Tout ce qui touche aux Malgré-Nous est sensible. L’une des questions les plus délicates concerne l’indemnisation de ce qui fut un drame personnel, familial et régional. Cette indemnisation se devait d’être d’abord morale, mais le règlement d’un préjudice moral doit aussi avoir une traduction financière.
La révélation en février dernier de pensions (350 € mensuels en moyenne) versées par l’Allemagne à d’anciens soldats et auxiliaires du régime nazi a créé un nouveau trouble, avant qu’il ne soit établi que ceci ne concernait en rien les Malgré-Nous (DNA du 28 février, du 6 mars et du 5 juin 2019). Dans les faits, comme l’on peut s’en douter, la guerre a coûté énormément aux Alsaciens-Mosellans incorporés de force par les nazis, et ils n’ont reçu après-guerre que des bribes de reconnaissance.
Pour les Malgré-Nous
Il fallut attendre 1 978 pour que les chefs d’État français et allemand Giscard d’Estaing et Helmut Schmidt nomment deux représentants, Daniel Hoeffel et Alex Moeller, pour régler cette question de l’indemnisation des Malgré-Nous d’Alsace-Moselle. Un accord est conclu le 23 février 1979 : il prévoit la création d’une fondation de droit local, la future Fondation entente franco-allemande (Fefa), et le versement à celle-ci, par l’Allemagne, d’un fonds de 250 millions de DM, soit 750 millions de francs de l’époque et 117,5 millions d’euros aujourd’hui. Il fallut deux années supplémentaires pour que la Fefa soit officiellement créée, le 28 septembre 1981. La faute notamment au contentieux de la forêt du Mundat, près de Wissembourg, annexée par l’administration française en 1946. Le règlement de ce litige fut le premier effet de la Fefa, née avec deux objectifs : indemniser les Malgré-Nous et favoriser la coopération franco-allemande.

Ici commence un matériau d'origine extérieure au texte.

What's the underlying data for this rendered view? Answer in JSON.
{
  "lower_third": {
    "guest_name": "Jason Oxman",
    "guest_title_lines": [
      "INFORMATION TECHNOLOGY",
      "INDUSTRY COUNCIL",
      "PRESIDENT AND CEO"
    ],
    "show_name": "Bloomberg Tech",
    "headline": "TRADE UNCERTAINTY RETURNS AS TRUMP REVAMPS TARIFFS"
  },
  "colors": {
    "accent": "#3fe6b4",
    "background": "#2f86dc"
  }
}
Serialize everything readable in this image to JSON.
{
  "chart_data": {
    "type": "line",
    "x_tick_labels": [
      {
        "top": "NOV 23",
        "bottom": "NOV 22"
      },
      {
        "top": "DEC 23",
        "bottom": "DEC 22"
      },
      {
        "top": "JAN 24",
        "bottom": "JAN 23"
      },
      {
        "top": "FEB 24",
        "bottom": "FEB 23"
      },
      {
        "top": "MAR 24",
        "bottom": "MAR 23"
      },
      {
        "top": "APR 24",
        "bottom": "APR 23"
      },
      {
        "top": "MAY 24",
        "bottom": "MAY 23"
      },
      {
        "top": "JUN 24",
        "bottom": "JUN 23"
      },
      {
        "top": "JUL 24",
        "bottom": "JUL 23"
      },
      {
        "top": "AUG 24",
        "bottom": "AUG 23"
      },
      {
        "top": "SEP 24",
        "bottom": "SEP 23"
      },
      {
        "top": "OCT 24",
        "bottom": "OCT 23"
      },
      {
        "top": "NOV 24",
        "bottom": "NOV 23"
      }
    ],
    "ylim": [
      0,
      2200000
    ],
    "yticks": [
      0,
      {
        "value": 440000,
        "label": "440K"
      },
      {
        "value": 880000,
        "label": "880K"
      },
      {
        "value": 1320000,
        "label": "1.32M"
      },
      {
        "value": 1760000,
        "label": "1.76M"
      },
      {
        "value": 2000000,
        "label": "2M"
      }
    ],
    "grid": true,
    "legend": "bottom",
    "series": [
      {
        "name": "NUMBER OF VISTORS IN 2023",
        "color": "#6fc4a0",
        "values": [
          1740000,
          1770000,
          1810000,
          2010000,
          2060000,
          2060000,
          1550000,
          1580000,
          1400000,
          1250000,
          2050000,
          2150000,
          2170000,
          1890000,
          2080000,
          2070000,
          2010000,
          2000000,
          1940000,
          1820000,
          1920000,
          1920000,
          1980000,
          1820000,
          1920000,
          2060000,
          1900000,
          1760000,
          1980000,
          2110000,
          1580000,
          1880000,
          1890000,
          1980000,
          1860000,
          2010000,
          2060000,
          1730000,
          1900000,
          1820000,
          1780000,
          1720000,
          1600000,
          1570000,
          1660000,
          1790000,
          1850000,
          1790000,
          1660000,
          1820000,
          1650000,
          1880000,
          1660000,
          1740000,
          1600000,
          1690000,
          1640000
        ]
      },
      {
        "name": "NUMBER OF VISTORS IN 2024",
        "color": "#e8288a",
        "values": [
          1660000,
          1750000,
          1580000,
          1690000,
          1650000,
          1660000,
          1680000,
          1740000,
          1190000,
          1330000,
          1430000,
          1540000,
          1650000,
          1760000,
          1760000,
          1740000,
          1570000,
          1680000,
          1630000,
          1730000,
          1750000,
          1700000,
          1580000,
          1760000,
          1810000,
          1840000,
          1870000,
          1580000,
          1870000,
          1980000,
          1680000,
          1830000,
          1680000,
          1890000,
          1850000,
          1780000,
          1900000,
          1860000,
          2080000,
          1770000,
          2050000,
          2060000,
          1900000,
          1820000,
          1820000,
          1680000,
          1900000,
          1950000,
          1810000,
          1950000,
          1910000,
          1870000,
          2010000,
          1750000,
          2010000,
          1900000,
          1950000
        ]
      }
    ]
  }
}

7 500 francs, soit 1 143,37 euros par personne
« Le premier versement de l’Allemagne est intervenu en juin 1984 et on a versé les premières indemnisations dès le mois de décembre suivant », se souvient Jacques Jolas, délégué général de la Fefa, embauché en cette même année 84. Pour déterminer l’indemnisation, la Fefa a effectué une simple division : 750 millions par 100 000, soit 7 500 francs, ce qui fait 1 143,37 euros. Il est admis qu’environ 130 000 Alsaciens-Lorrains ont été incorporés de force (100 000 Alsaciens, 30 000 Lorrains) et que 30 000 d’entre eux sont morts ou disparus. La fondation a fait le choix de diviser l’enveloppe par 100 000, sachant qu’à l’époque seuls quelque 80 000 certificats « portant reconnaissance de la “qualité d’incorporé de force” dans l’armée allemande » avaient été délivrés. Car « n’est pas Malgré-Nous qui veut », rappelle Jacques Jolas Pour prétendre à l’indemnité de la Fefa, il fallait posséder ce certificat, créé en novembre 1952, et avoir fait l’objet d’une enquête de la gendarmerie et des renseignements généraux.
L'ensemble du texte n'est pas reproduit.